From: MSN NicknameEagle_wng (Original Message) Sent: 5/18/2005 4:14 AM Prosecutor Decides To Probe Papers After All
By Vladimir Kovalev STAFF WRITER Under pressure from human rights advocates, the City Prosecutor's Office has decided to open a criminal case over anti-Semitic articles printed in newspapers Za Russkoe Delo and Rus Pravoslavnaya.
It had previously rejected opening a criminal case and had decided that a warning to the newspaper's editors was sufficient.
On May 4, City Prosecutor Sergei Zaitsev sent an official letter to the Federation Council saying that an additional examination of the publications would be made.
"I annul the decision made on April 22 because it was groundless and return the [investigation] materials for additional examination," Zaitsev wrote.
He told human rights advocates that his office is active in preventing and punishing crimes that are committed on grounds of national hatred. A special group of law enforcement officers has been formed to address the problem, Zaitsev said.
"The group's task is to monitor such crimes in the city, to coordinate the work of law enforcement bodies in their efforts to fight crimes committed on extremist grounds and to form a database of crimes that can be treated as committed on the grounds of national hatred," the prosecutor said.
The City Prosecutor's Office is investigating two criminal cases in relation to extremist publications in newspapers Nashe Otechesvo and Nash Narodny Nablyudatel, whose editors have both been charged with printing material inciting national hatred, the prosecutor said.
In repeated comments to The St. Petersburg Times, the editors of the newspapers keep denying the charges, saying all they have done is analyze historical materials.
The editors felt vindicated by a letter written by deputy city prosecutor Alexander Korsunov in April, which said the publications were not anti-Semitic.
"The articles contain guidelines on how Jewish people behave toward people of other nationalities, which is an attempt to look into this behavior and how it corresponds to the Criminal Code, to draw readers' attention to differences between various beliefs and their historical influence on the development of political situations in the world," Korsunov wrote in April.
Korsunov's letter contradicted an earlier conclusion made in March and signed by himself that said the newspapers should be prosecuted.

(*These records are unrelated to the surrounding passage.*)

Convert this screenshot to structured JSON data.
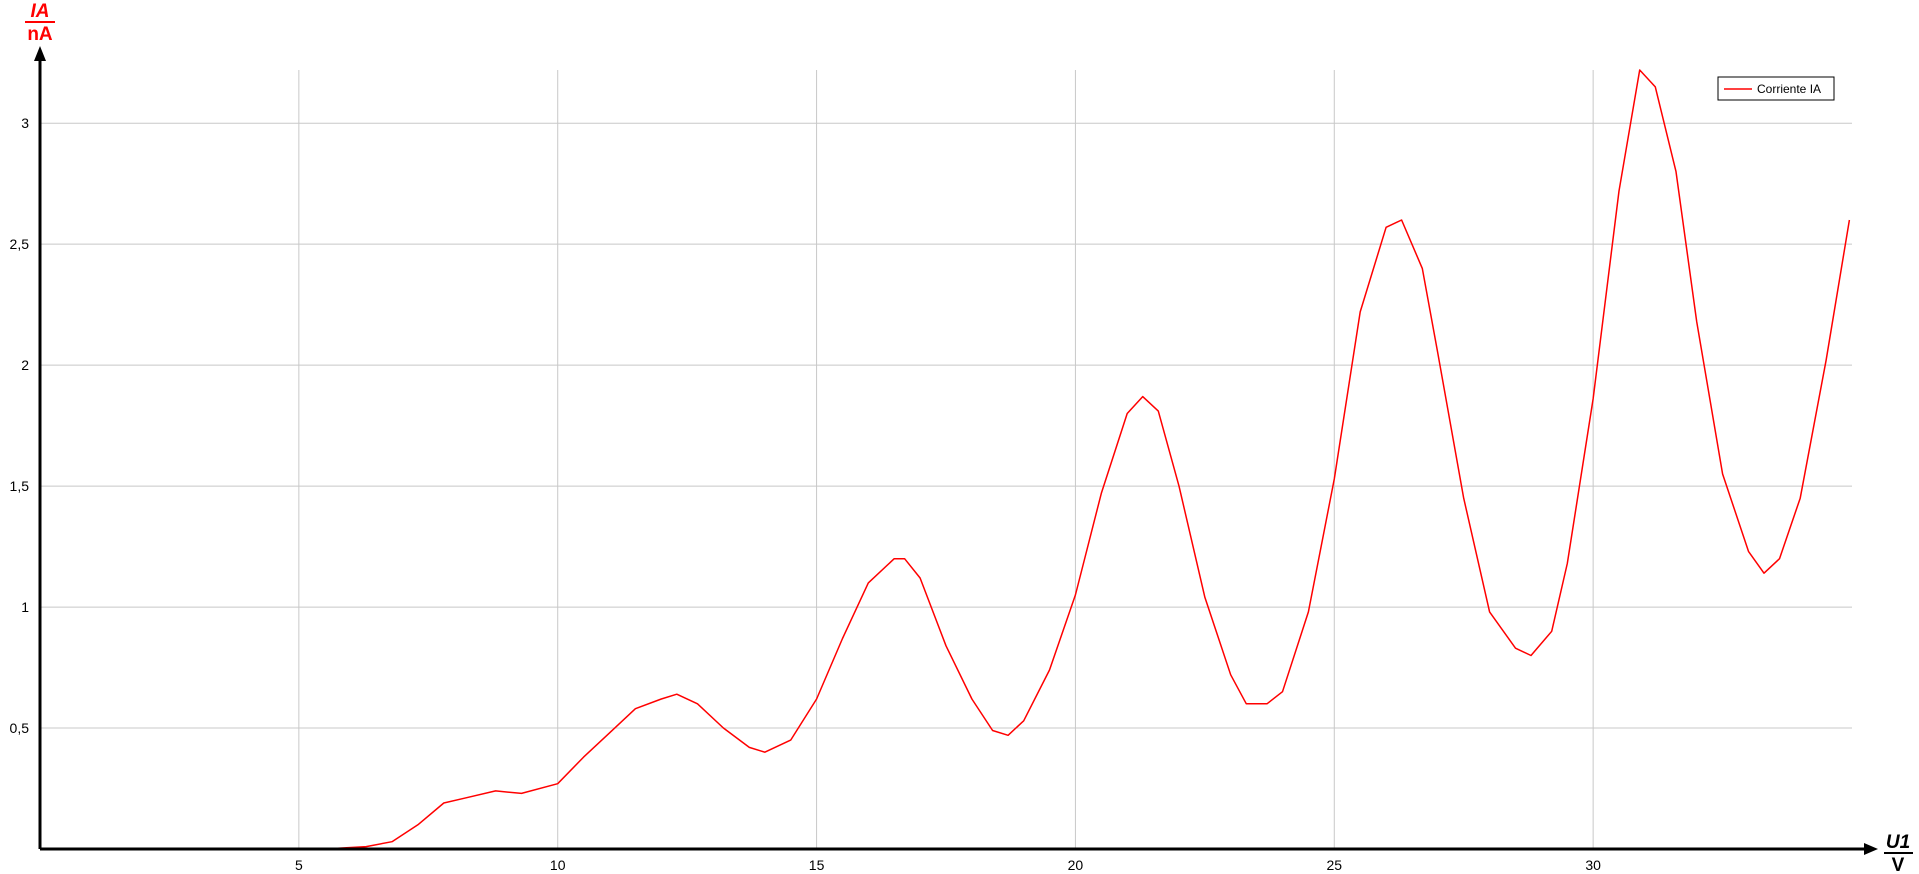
{
  "colors": {
    "series": "#ff0000",
    "y_label": "#ff0000",
    "x_label": "#000000",
    "grid": "#c8c8c8",
    "axis": "#000000",
    "background": "#ffffff"
  },
  "chart_data": {
    "type": "line",
    "title": "",
    "y_axis": {
      "var": "IA",
      "unit": "nA"
    },
    "x_axis": {
      "var": "U1",
      "unit": "V"
    },
    "xlim": [
      0,
      35
    ],
    "ylim": [
      0,
      3.22
    ],
    "grid": true,
    "legend_position": "top-right",
    "x_ticks": [
      {
        "value": 5,
        "label": "5"
      },
      {
        "value": 10,
        "label": "10"
      },
      {
        "value": 15,
        "label": "15"
      },
      {
        "value": 20,
        "label": "20"
      },
      {
        "value": 25,
        "label": "25"
      },
      {
        "value": 30,
        "label": "30"
      }
    ],
    "y_ticks": [
      {
        "value": 0.5,
        "label": "0,5"
      },
      {
        "value": 1,
        "label": "1"
      },
      {
        "value": 1.5,
        "label": "1,5"
      },
      {
        "value": 2,
        "label": "2"
      },
      {
        "value": 2.5,
        "label": "2,5"
      },
      {
        "value": 3,
        "label": "3"
      }
    ],
    "series": [
      {
        "name": "Corriente IA",
        "x": [
          0,
          5.5,
          6.3,
          6.8,
          7.3,
          7.8,
          8.2,
          8.8,
          9.3,
          10.0,
          10.5,
          11.0,
          11.5,
          12.0,
          12.3,
          12.7,
          13.2,
          13.7,
          14.0,
          14.5,
          15.0,
          15.5,
          16.0,
          16.5,
          16.7,
          17.0,
          17.5,
          18.0,
          18.4,
          18.7,
          19.0,
          19.5,
          20.0,
          20.5,
          21.0,
          21.3,
          21.6,
          22.0,
          22.5,
          23.0,
          23.3,
          23.7,
          24.0,
          24.5,
          25.0,
          25.5,
          26.0,
          26.3,
          26.7,
          27.0,
          27.5,
          28.0,
          28.5,
          28.8,
          29.2,
          29.5,
          30.0,
          30.5,
          30.9,
          31.2,
          31.6,
          32.0,
          32.5,
          33.0,
          33.3,
          33.6,
          34.0,
          34.5,
          34.95
        ],
        "y": [
          0,
          0,
          0.01,
          0.03,
          0.1,
          0.19,
          0.21,
          0.24,
          0.23,
          0.27,
          0.38,
          0.48,
          0.58,
          0.62,
          0.64,
          0.6,
          0.5,
          0.42,
          0.4,
          0.45,
          0.62,
          0.87,
          1.1,
          1.2,
          1.2,
          1.12,
          0.84,
          0.62,
          0.49,
          0.47,
          0.53,
          0.74,
          1.05,
          1.47,
          1.8,
          1.87,
          1.81,
          1.5,
          1.04,
          0.72,
          0.6,
          0.6,
          0.65,
          0.98,
          1.53,
          2.22,
          2.57,
          2.6,
          2.4,
          2.05,
          1.45,
          0.98,
          0.83,
          0.8,
          0.9,
          1.18,
          1.86,
          2.72,
          3.22,
          3.15,
          2.8,
          2.18,
          1.55,
          1.23,
          1.14,
          1.2,
          1.45,
          2.02,
          2.6
        ]
      }
    ]
  }
}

Human rights advocates remain skeptical about the motives of the city prosecutor's office and question if it is sincere when it says it wants to end extremism in the media.
"I have information that there are three groups of people working in the regional prosecutor's offices," Yury Vdovin, co-head of the city branch of human rights organization Citizens' Watch, said Friday in a telephone interview.
"One that believes they can use extremists to counter unrest if it suddenly appeared in the country," he said. "The second group shares their views and the third group just wants to hide the facts to make the situation to look better."
"That is why the prosecutor's office is changing its opinion from day to day," he said.